C’est ce que nous nous proposons d’aborder et d’approfondir avec des chercheurs de pointe qui sont aussi de fins observateurs de la sphère numérique et des transformations technologiques et sociétales dont elle est porteuse depuis plus d’un quart de siècle.

Réda Benkirane

Mots-clés : algorithme, intelligence artificielle, méga données, fake news, post-vérité, révoltes sociales, GAFA, cryptographie, algorithme, sécurité, surveillance, contrôle, démocratie, révolutions sociales, droits humains, droits numériques, (trans)humanisme, société du savoir.

 

Aux origines de l’IA, les questions ouvertes : qui parle/joue ? et à/de qui ? *

On peut trouver au cœur du texte fondateur de l’intelligence artificielle présents les principaux traits ambivalents de la sphère numérique : confusion et profusion discursive, ambiguïté et jeu autour de l’intelligence et du genre

La mesure des progrès de l’intelligence artificielle (IA) est généralement examinée à travers le « test de Turing». Le logicien britannique Alan Turing a écrit en 1950 un article paru dans une revue de psychologie et de philosophie qui est considéré comme le fondement théorique de l’IA. Dans cet article, il pose tout d’abord la question de savoir si les machines peuvent penser, et comment alors définir la « machine » et la « pensée ». Puis il établit au travers du « jeu de l’imitation » un dispositif composé de trois acteurs : un homme A, une femme B et un interrogateur C. L’interrogateur C, qui n’est pas dans la même pièce que les deux autres, leur pose des questions au travers d’un échange dactylographié. Le jeu de l’imitation commence quand Turing pose la question de savoir ce qui se passerait si une machine prenait le rôle de l’homme A dans la poursuite des questions-réponses avec l’interrogateur C.

Cet article a fait l’objet de très nombreuses exégèses, son ambiguïté ne concerne pas seulement la confusion entre homme et machine, mais la confusion des sexes. La question du sexe des joueurs du jeu de l’imitation intervient à plusieurs reprises puisque Turing imagine la possibilité « de faire jouer à O [l’ordinateur] le rôle de A [l’homme] dans le jeu de l’imitation, le rôle de B [la femme] étant tenu par un homme ». Dans ce même article, un paragraphe intitulé « L’objection théologique », il va même jusqu’à demander « Comment les chrétiens considèrent-ils l’opinion musulmane : « Les femmes n’ont pas d’âme ? » »

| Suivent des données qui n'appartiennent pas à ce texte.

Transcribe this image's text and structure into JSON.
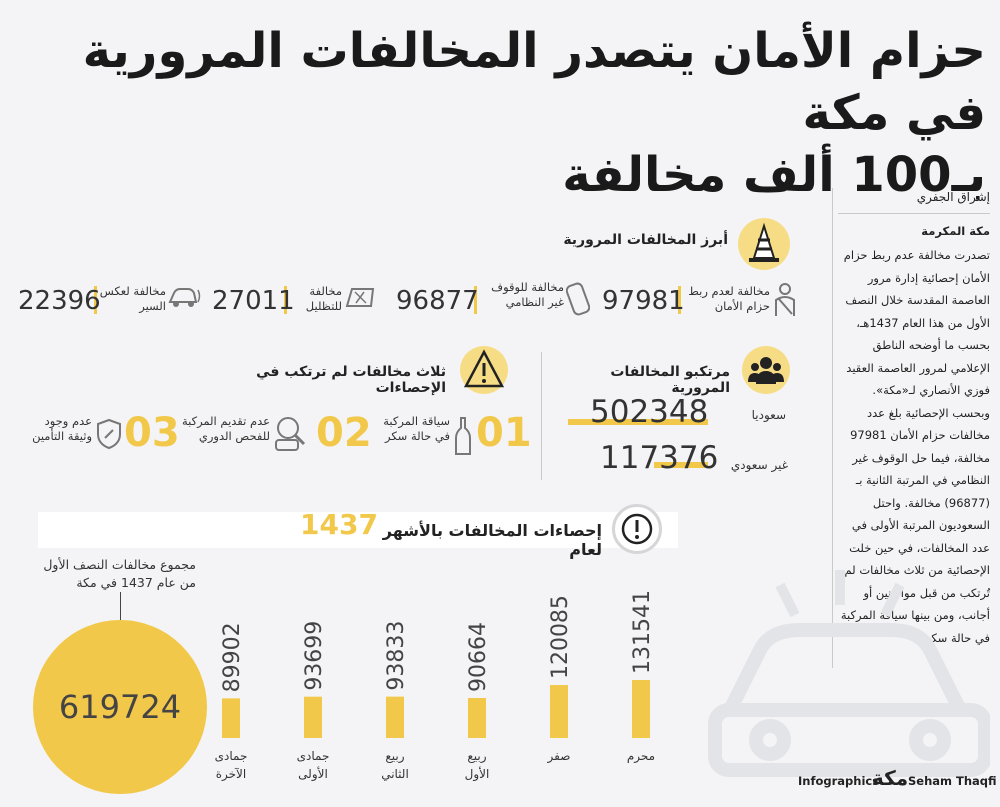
{
  "title": {
    "line1": "حزام الأمان يتصدر المخالفات المرورية في مكة",
    "line2": "بـ100 ألف مخالفة"
  },
  "sidebar": {
    "author": "إشراق الجفري",
    "place": "مكة المكرمة",
    "body": "تصدرت مخالفة عدم ربط حزام الأمان إحصائية إدارة مرور العاصمة المقدسة خلال النصف الأول من هذا العام 1437هـ، بحسب ما أوضحه الناطق الإعلامي لمرور العاصمة العقيد فوزي الأنصاري لـ«مكة». وبحسب الإحصائية بلغ عدد مخالفات حزام الأمان 97981 مخالفة، فيما حل الوقوف غير النظامي في المرتبة الثانية بـ (96877) مخالفة. واحتل السعوديون المرتبة الأولى في عدد المخالفات، في حين خلت الإحصائية من ثلاث مخالفات لم تُرتكب من قبل مواطنين أو أجانب، ومن بينها سياقة المركبة في حالة سكر."
  },
  "top_violations": {
    "heading": "أبرز المخالفات المرورية",
    "items": [
      {
        "label": "مخالفة لعدم ربط حزام الأمان",
        "value": "97981",
        "icon": "seatbelt-icon"
      },
      {
        "label": "مخالفة للوقوف غير النظامي",
        "value": "96877",
        "icon": "parked-car-icon"
      },
      {
        "label": "مخالفة للتظليل",
        "value": "27011",
        "icon": "tinted-window-icon"
      },
      {
        "label": "مخالفة لعكس السير",
        "value": "22396",
        "icon": "wrong-way-car-icon"
      }
    ]
  },
  "violators": {
    "heading": "مرتكبو المخالفات المرورية",
    "items": [
      {
        "label": "سعوديا",
        "value": "502348"
      },
      {
        "label": "غير سعودي",
        "value": "117376"
      }
    ]
  },
  "uncommitted": {
    "heading": "ثلاث مخالفات لم ترتكب في الإحصاءات",
    "items": [
      {
        "num": "01",
        "label": "سياقة المركبة في حالة سكر",
        "icon": "bottle-icon"
      },
      {
        "num": "02",
        "label": "عدم تقديم المركبة للفحص الدوري",
        "icon": "inspection-car-icon"
      },
      {
        "num": "03",
        "label": "عدم وجود وثيقة التأمين",
        "icon": "shield-icon"
      }
    ]
  },
  "monthly": {
    "heading": "إحصاءات المخالفات بالأشهر لعام",
    "year": "1437",
    "total_caption": "مجموع مخالفات النصف الأول من عام 1437 في مكة",
    "total": "619724"
  },
  "chart_data": {
    "type": "bar",
    "categories": [
      "محرم",
      "صفر",
      "ربيع الأول",
      "ربيع الثاني",
      "جمادى الأولى",
      "جمادى الآخرة"
    ],
    "values": [
      131541,
      120085,
      90664,
      93833,
      93699,
      89902
    ],
    "title": "إحصاءات المخالفات بالأشهر لعام 1437",
    "xlabel": "",
    "ylabel": ""
  },
  "footer": {
    "infographics": "Infographics",
    "logo": "مكة",
    "designer": "Seham Thaqfi"
  },
  "colors": {
    "accent": "#f2c84b",
    "icon_bg": "#f6dd85",
    "text": "#222222",
    "background": "#f4f4f6"
  }
}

Pour Alan Turing (homosexuel dans une Angleterre puritaine et conservatrice), le jeu de l’imitation met en scène l’ambivalence de l’intelligence et de la sexualité comme il l’exprimera au travers d’un paradoxe logique peu avant de mourir tragiquement :

« Turing pense que les machines pensent. Turing ment aux hommes (lies with men). Donc les machines ne pensent pas. »

Il faut savoir qu’Alan Turing fut arrêté en 1952 pour « délits sexuels avec un jeune homme » et condamné à une castration chimique. Il a fini par se suicider par empoisonnement au cyanure.

Cf. Alan Turing, « Computing Machinery and Intelligence », Mind, vol. LXI, n. 236, 1950, (URL:

http://mind.oxfordjournals.org/content/LIX/236/433). Ce texte est paru en français, « Les ordinateurs et l’intelligence », traduit par Patrice Blanchard, paru dans La Machine de Turing, Paris, Seuil, 1999, pp. 134-175.

* Note extraite de Réda Benkirane, Islam, à la reconquête du sens, Paris, Le Pommier, 2017, p. 224.